The Mutations tab will give an overview of all the mutations that match the criteria of the filters (Cohort).

Open-access mutation data is displayed by defualt. To access controlled access mutations, users must apply to the correct data access authority, be granted access, and login to the portal. If a user is logged in and has been granted access to controlled-access mutations, they will be integrated with open-access mutations throughout the portal visualizations and counts.

At the top of this tab contains a survival curve. The survival curve is calculated using the Kaplan-Meier estimator based on all cases with survival data within the specified Exploration Page search. For more information on how these values are determined, please go to the Survival Analysis section. Users may choose to download the underlying data in JSON or TSV format or an image of the graph in SVG or PNG format by clicking the download icon at the top of the graph.

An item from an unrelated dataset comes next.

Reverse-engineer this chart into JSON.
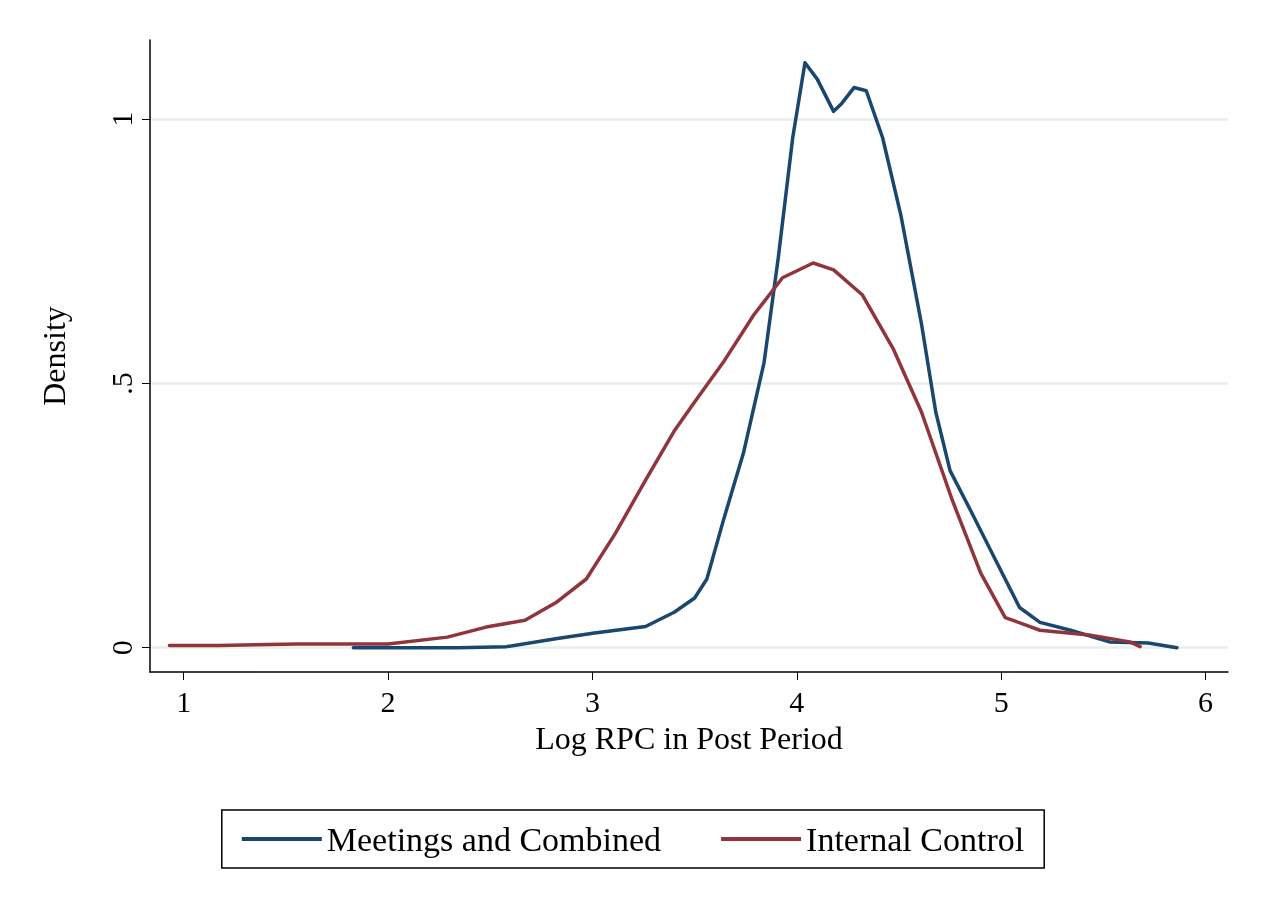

A table is displayed below that lists information about each mutation:

DNA Change: The chromosome and starting coordinates of the mutation are displayed along with the nucleotide differences between the reference and tumor allele.
Type: A general classification of the mutation.
Consequences: The effects the mutation has on the gene coding for a protein (i.e. synonymous, missense, non-coding transcript). A link to the Gene Summary Page for the gene affected by the mutation is included.
# Affected Cases in Cohort: The number of affected cases in the Cohort as a fraction and as a percentage.
# Affected Cases in Across all Projects: The number of affected cases, expressed as number across all projects. Clicking the arrow next to the percentage will display a breakdown of each affected project.
Impact: A subjective classification of the severity of the variant consequence. This is determined by three different tools:
- Ensembl VEP
- PolyPhen
- SIFT
Survival: An icon that when clicked, will plot the survival rate between the gene's mutated and non-mutated cases.

Mutation Summary Page

The Mutation Summary Page contains information about one somatic mutation and how it affects the associated gene. Each mutation is identified by its chromosomal position and nucleotide-level change.

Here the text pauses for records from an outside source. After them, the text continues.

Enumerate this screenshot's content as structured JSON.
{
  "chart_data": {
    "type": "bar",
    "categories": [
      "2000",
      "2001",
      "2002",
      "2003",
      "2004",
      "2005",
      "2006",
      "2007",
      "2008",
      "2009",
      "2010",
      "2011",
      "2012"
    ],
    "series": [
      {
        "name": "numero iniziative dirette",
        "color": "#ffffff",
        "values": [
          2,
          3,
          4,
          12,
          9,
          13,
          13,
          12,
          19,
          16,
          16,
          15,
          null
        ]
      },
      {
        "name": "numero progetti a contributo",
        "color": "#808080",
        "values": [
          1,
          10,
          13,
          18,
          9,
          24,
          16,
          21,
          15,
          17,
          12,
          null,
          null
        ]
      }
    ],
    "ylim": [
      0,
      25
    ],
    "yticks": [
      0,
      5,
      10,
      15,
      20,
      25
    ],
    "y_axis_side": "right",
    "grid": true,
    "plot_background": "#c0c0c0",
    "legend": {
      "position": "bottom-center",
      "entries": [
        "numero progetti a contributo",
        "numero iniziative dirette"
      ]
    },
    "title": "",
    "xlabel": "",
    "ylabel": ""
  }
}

UUID: A unique identifier (UUID) for this mutation.
DNA Change: Denotes the chromosome number, position, and nucleotide change of the mutation.
Type: A broad categorization of the mutation.
Reference Genome Assembly: The reference genome in which the chromosomal position refers to.
Allele in the Reference Assembly: The nucleotide(s) that compose the site in the reference assembly.
Functional Impact: A subjective classification of the severity of the variant consequence.